Et
depuis, Marie rencontre Anatole une fois par mois à la « cabane
bambou ». Ils y déjeunent tout en échangeant les dernières nouvelles.
Etudiant à l’Institut des Langues orientales en même temps que Marie, avant la
révolution de 68, Anatole est devenu un éminent spécialiste de l’Afrique de
l’est où il fait des séjours relativement souvent. Marié, père et grand père il
se raconte non sans saveur et, Marie le retrouve toujours avec un grand
plaisir.

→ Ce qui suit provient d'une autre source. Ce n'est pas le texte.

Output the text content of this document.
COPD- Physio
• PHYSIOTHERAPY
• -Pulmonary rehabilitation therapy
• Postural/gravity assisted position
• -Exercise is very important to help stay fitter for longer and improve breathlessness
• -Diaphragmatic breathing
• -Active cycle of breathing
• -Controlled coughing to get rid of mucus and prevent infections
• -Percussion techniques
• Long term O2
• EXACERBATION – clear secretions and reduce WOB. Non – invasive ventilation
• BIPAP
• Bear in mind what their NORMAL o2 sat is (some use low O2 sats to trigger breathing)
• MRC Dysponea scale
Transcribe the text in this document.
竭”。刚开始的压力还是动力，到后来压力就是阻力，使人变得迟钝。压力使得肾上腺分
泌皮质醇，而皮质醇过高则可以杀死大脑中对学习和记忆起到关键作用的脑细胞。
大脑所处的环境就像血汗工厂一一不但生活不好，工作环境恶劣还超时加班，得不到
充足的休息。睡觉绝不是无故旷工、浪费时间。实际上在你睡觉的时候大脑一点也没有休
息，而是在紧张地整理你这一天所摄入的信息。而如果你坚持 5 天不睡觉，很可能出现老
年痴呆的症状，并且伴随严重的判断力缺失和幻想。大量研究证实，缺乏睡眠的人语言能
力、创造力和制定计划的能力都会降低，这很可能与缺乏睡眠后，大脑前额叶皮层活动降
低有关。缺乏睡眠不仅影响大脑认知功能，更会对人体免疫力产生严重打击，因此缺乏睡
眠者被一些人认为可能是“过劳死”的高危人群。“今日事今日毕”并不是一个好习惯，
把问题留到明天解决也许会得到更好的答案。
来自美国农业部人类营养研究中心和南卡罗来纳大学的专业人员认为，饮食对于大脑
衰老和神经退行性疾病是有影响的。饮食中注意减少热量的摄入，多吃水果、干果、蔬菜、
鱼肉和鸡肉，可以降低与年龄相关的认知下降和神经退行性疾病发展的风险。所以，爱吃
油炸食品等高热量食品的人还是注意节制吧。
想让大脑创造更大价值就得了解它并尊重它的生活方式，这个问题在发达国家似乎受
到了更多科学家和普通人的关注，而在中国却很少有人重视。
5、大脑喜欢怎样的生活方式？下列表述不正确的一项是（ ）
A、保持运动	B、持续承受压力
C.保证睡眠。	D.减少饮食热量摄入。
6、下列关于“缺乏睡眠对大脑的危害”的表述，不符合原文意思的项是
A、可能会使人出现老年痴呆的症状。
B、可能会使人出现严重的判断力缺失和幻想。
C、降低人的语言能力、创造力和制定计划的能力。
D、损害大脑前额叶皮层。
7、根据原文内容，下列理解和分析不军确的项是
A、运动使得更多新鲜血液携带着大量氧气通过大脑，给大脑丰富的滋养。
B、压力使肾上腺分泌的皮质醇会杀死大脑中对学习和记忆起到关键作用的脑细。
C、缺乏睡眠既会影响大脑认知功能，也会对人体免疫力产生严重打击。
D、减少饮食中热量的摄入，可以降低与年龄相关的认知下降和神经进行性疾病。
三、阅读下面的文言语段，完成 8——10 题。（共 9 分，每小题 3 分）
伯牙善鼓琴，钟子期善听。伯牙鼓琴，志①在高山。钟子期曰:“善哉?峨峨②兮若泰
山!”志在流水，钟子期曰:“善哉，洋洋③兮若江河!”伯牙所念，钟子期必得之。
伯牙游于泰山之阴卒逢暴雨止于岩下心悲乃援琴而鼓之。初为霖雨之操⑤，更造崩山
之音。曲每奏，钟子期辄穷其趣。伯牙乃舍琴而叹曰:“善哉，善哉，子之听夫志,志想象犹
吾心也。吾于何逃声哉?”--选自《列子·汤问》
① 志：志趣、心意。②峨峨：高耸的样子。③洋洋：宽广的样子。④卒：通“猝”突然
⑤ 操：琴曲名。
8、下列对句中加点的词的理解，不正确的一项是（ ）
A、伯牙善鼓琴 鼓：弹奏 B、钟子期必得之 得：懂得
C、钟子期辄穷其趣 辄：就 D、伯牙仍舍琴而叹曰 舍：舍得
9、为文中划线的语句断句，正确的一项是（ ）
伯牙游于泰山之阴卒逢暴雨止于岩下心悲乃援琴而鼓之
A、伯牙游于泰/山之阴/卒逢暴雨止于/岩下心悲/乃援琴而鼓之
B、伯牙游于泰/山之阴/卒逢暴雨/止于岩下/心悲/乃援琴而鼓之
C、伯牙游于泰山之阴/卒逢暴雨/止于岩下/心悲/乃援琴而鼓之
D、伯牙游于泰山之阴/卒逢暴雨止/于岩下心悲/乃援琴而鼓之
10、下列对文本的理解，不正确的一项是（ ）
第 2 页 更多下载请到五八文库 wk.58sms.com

Bien qu’encore timide et rougissant comme un adolescent, il amuse la
galerie tant il est drôle et spirituel, cultivé aussi et très agréable. Amical
surtout et fidèle. Marie aime le cérémonial de leurs rencontres mensuelles à la
« cabane bambou ». Elle ne manquerait pour rien un de leurs rendez
vous et quand l’hiver s’allonge et qu’Anatole disparaît, elle sait qu’il est en
hibernation et qu’il va ressurgir aux beaux jours. Alors ils bavardent à
nouveau sur le monde, la société et parlent des joies et souffrances de leurs
existences quotidiennes. Toujours de bonne humeur, ils rient à gorges
déployées. Ils rivalisent de bons mots et les histoires d’Anatole sont toujours
savoureuses. Son humour est sans faille. A la cabane bambou on y croise aussi
l’ex-futur président de la république avec sa dame à vélo. Ils y déjeunent en
toute simplicité et en toute discrétion. Parfois ils sont accompagnés de leurs
enfants ou de rares intimes. Le sérieux s’impose et le rire ne semble pas au
rendez vous. Anatole s’esclaffe : « heureusement qu’il a raté la présidence celui là, sinon c’eût été un
quinquennat bien sévère et rigoriste ». Anatole et Marie se marrent en
douce, toujours prêts à « mettre le feu » à la cabane
bambou. Dès qu’ils arrivent ils sont aussitôt repérés par les serveurs et tout
s’y déroule dans la joie et se termine dans d’immenses éclats de rires. La vie
vaut toujours qu’on rempile après deux ou trois heures passées là ensemble sous
la ramure, à refaire le monde et surtout à le raconter, à leur manière. Alors,
tous les tracas de la vie s’éloignent jusqu’au moment où l’un et l’autre se
disent au revoir et à la prochaine fois. Sans jamais savoir s’ils se reverront,
car ils savent que pour eux le temps s’accélère et que le corps peut les
trahir. Anatole a eu un infarctus …
hospitalisation … silence prolongé…puis, à nouveau sa voix et son rire au bout
du téléphone de l’hôpital parisien où il était en observation. Le sursis
accordé à la vie. Dire qu’il a bien failli nous tirer sa révérence l’ami
Anatole !! Il plaisante à nouveau, beaucoup, et sa gaieté redonne le ton
et le goût de vivre. Il y a l’amitié solide, l’amour fort aussi pour cette autre femme qui l’accompagne dans
la vie. Les plaisirs de la table, ses escapades dans les capitales européennes
puis, ses longs voyages en solitaire dans des contrées lointaines d’Afrique, ses
séjours en famille dans une île paradisiaque qui lui tient lieu de villégiature
et puis, toujours, leurs rencontres au jardin du Luxembourg. Ensuite, chacun
repart vers sa vie en se demandant s’il y aura une prochaine fois, sans
tristesse car Marie et Anatole croient, ils croient que ce morceau d’existence
terrestre se prolonge ailleurs, ils croient à autre chose après. C’est leur
force, leur espoir, leur joie. L’Après.